GeoMesa provides several JAR-with-dependencies to simplify setting up the Spark classpath. To use these libraries in Spark, the appropriate shaded JAR can be passed (for example) to the spark-submit command via the --jars option:

--jars file://path/to/geomesa-accumulo-spark-runtime_2.11-$VERSION.jar

or passed to Spark via the appropriate mechanism in notebook servers such as Jupyter (see Deploying GeoMesa Spark with Jupyter Notebook) or Zeppelin.

The shaded JAR should also provide the dependencies needed for the Converter RDD Provider and GeoTools RDD Provider, so these JARs may simply be added to --jars as well (though in the latter case additional JARs may be needed to implement the GeoTools data store accessed).

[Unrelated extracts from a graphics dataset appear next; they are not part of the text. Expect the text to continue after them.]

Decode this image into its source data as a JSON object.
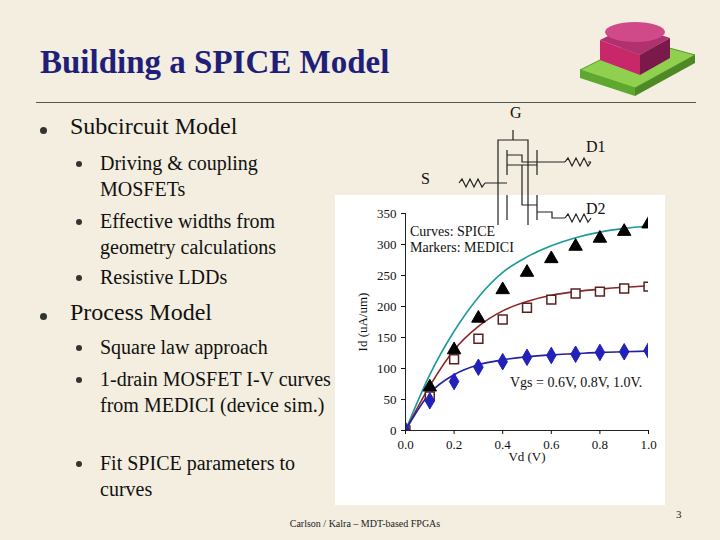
{
  "slide": {
    "title": "Building a SPICE Model",
    "bullets": [
      {
        "text": "Subcircuit Model",
        "sub": [
          "Driving & coupling MOSFETs",
          "Effective widths from geometry calculations",
          "Resistive LDDs"
        ]
      },
      {
        "text": "Process Model",
        "sub": [
          "Square law approach",
          "1-drain MOSFET I-V curves from MEDICI (device sim.)",
          "Fit SPICE parameters to curves"
        ]
      }
    ],
    "diagram": {
      "labels": [
        "G",
        "S",
        "D1",
        "D2"
      ]
    },
    "footer": "Carlson / Kalra – MDT-based FPGAs",
    "page": 3
  },
  "chart_data": {
    "type": "line",
    "x_label": "Vd (V)",
    "y_label": "Id (uA/um)",
    "annotations": [
      "Curves: SPICE",
      "Markers: MEDICI",
      "Vgs = 0.6V, 0.8V, 1.0V."
    ],
    "x": [
      0,
      0.1,
      0.2,
      0.3,
      0.4,
      0.5,
      0.6,
      0.7,
      0.8,
      0.9,
      1.0
    ],
    "series": [
      {
        "type": "line",
        "color": "#1a9a9a",
        "values": [
          0,
          90,
          160,
          215,
          255,
          280,
          298,
          311,
          320,
          326,
          330
        ]
      },
      {
        "type": "line",
        "color": "#8b2525",
        "values": [
          0,
          72,
          130,
          168,
          193,
          208,
          218,
          224,
          228,
          231,
          233
        ]
      },
      {
        "type": "line",
        "color": "#2020a0",
        "values": [
          0,
          60,
          90,
          106,
          114,
          119,
          122,
          124,
          126,
          127,
          128
        ]
      },
      {
        "type": "scatter",
        "marker": "triangle",
        "color": "#000000",
        "values": [
          0,
          70,
          130,
          181,
          227,
          255,
          277,
          297,
          310,
          321,
          333
        ]
      },
      {
        "type": "scatter",
        "marker": "open_square",
        "color": "#5a2020",
        "values": [
          0,
          55,
          115,
          148,
          179,
          198,
          211,
          221,
          224,
          229,
          232
        ]
      },
      {
        "type": "scatter",
        "marker": "diamond",
        "color": "#2222bb",
        "values": [
          0,
          48,
          79,
          102,
          111,
          118,
          121,
          123,
          126,
          127,
          129
        ]
      }
    ],
    "xlim": [
      0,
      1.0
    ],
    "xticks": [
      {
        "value": 0,
        "label": "0.0"
      },
      {
        "value": 0.2,
        "label": "0.2"
      },
      {
        "value": 0.4,
        "label": "0.4"
      },
      {
        "value": 0.6,
        "label": "0.6"
      },
      {
        "value": 0.8,
        "label": "0.8"
      },
      {
        "value": 1.0,
        "label": "1.0"
      }
    ],
    "ylim": [
      0,
      350
    ],
    "yticks": [
      0,
      50,
      100,
      150,
      200,
      250,
      300,
      350
    ],
    "grid": false
  }
}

16.3.3. Simple Feature Serialization

To serialize RDDs of SimpleFeatures between nodes of a cluster, Spark must be configured with a Kryo serialization registrator provided in geomesa-spark-core.

Note

Configuring Kryo serialization is not needed when running Spark in local mode, as jobs will be executed within a single JVM.

Add these two entries to $SPARK_HOME/conf/spark-defaults.conf (or pass them as --conf arguments to spark-submit):

spark.serializer        org.apache.spark.serializer.KryoSerializer
spark.kryo.registrator  org.locationtech.geomesa.spark.GeoMesaSparkKryoRegistrator

Note

Alternatively, these may be set in the SparkConf object used to create the SparkContext:

conf.set("spark.serializer", "org.apache.spark.serializer.KryoSerializer")
conf.set("spark.kryo.registrator", classOf[GeoMesaSparkKryoRegistrator].getName)

When using Spark in a notebook server, this will require disabling the automatic creation of a SparkContext.

After setting the configuration options, RDDs created by the GeoMesa SpatialRDDProvider implementations will be properly registered with the serializer provider.

16.3.4. Usage

The main point of entry for the functionality provided by geomesa-spark-core is the GeoMesaSpark object:

val spatialRDDProvider = GeoMesaSpark(params)

GeoMesaSpark loads a SpatialRDDProvider implementation via SPI when the appropriate JAR is included on the classpath. The implementation returned by GeoMesaSpark is chosen based on the parameters passed as an argument, as shown in the Scala code below:

// parameters to pass to the SpatialRDDProvider implementation
val params = Map(
  "param1" -> "foo",
  "param2" -> "bar")
// GeoTools Query; may be used to filter results retrieved from the data store
val query = new Query("foo")
// val query = new Query("foo", ECQL.toFilter("name like 'A%'"))
// get the RDD, using the SparkContext configured as above
val rdd = GeoMesaSpark(params).rdd(new Configuration(), sc, params, query)

To save features, use the save() method:

GeoMesaSpark(params).save(rdd, params, "gdelt")

Note that some providers may be read-only.

See Spatial RDD Providers for details on specific provider implementations.